The Fisherman’s Son, 29 min. Born and raised at Punta de Lobos, Chile, Ramón Navarro found his passion riding the biggest waves on the planet. But his accomplishments in giant surf are just one part of a bigger vision to protect the culture and environment of the Chilean coast. By Patagonia and quite good.
Strange Rumblings (Iceland part) 4 minutes of Iceland and surfing.
The Right’s centerpiece is a big wave in Western Australia. 2 minutes of beautiful nature and man challenged.
Finally, we have the hard to categorize Moonwalk. With a rising moon in the
background, recently deceased adventurer Dean Potter tightropes between a couple of rocks. Feels a bit contrived but well done and interesting nonetheless. 4 min.
Over the past decade or so, the proliferation of devices and software to “catch the moment” has led to an explosion in the quantity and quality of geo-based shorts.
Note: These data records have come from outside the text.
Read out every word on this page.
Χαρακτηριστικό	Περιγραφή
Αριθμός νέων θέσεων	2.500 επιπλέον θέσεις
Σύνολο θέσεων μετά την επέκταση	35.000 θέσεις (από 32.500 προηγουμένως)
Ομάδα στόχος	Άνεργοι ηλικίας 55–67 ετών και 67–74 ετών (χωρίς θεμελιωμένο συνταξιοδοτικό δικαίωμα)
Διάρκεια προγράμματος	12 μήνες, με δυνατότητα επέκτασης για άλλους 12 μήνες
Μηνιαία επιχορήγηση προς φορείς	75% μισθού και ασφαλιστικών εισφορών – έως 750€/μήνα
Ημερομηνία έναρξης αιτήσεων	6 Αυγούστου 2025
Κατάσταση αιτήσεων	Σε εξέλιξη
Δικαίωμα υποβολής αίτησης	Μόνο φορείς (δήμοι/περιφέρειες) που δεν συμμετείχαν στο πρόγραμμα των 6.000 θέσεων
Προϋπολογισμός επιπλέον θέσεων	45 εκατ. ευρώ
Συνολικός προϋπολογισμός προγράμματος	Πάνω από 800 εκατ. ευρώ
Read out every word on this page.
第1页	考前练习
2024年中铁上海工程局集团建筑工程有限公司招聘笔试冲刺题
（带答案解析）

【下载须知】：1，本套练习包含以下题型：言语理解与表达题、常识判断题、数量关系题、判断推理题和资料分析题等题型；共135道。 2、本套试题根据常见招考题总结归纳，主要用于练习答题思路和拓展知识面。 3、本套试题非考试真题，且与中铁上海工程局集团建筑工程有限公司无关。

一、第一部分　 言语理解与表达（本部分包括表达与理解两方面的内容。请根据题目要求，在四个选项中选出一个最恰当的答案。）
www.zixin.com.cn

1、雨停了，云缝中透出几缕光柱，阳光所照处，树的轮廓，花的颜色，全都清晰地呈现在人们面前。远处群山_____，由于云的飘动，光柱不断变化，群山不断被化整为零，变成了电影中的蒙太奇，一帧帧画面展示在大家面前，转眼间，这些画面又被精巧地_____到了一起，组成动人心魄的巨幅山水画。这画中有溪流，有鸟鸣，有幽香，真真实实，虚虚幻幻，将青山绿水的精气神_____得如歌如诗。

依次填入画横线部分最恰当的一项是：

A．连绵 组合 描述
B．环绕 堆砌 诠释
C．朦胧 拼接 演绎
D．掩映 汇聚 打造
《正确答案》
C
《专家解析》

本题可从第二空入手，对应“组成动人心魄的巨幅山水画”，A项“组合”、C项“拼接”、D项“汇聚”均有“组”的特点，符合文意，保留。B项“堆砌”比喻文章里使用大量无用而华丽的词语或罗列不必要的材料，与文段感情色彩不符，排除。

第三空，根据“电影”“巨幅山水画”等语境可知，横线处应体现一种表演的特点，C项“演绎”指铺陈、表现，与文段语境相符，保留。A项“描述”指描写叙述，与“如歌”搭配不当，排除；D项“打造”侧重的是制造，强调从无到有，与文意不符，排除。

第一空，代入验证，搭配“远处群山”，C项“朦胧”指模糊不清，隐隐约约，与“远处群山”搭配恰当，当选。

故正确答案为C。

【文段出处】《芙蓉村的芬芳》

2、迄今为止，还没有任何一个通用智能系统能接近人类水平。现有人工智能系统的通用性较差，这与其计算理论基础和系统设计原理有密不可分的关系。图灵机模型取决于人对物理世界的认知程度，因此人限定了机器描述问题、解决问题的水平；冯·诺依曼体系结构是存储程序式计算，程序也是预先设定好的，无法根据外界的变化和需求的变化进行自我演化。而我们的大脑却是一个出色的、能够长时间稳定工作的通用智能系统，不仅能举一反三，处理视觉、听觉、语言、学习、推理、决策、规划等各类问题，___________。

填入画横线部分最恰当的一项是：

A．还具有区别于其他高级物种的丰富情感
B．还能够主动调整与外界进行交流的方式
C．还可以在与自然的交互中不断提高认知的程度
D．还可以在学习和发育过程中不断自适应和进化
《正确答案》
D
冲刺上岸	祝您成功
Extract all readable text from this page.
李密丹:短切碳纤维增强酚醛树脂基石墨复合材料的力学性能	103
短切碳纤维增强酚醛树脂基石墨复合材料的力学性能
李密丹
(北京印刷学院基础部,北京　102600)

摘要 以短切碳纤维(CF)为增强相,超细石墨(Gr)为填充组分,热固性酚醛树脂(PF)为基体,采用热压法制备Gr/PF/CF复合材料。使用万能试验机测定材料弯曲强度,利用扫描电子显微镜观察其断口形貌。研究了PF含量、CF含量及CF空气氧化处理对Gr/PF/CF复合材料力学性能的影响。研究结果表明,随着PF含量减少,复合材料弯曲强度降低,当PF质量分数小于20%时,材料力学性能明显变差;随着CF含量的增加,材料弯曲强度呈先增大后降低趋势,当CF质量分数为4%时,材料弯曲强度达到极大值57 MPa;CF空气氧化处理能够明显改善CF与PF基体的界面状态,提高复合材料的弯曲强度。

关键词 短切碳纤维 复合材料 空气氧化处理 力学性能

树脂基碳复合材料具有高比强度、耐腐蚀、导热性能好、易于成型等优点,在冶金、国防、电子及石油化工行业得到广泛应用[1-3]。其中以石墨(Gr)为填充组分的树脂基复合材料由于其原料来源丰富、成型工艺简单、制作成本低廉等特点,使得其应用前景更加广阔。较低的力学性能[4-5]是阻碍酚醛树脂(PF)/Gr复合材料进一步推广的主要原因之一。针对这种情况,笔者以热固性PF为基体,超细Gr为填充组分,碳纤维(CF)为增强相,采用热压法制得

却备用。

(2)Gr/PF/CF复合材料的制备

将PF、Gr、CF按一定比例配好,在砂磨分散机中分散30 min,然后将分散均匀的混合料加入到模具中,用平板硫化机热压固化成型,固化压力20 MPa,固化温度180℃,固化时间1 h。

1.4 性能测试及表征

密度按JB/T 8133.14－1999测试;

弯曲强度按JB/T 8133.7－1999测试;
Those noted above are worth a look as are others mentioned elsewhere on this website and accessible from https://kristjake.com/category/books-films/page/2/.
Over the past few years Mountainfilm has advanced rapidly and its touring program now includes 150 or sites around the world. Since Banff Mountain Film Fest’s traveling program now involves over 600 sites, the growth and reach of these festivals make it clear there is significant audience demand for what they’re offering, film programming that is geo-based which almost always features a human actor, protagonist, or story.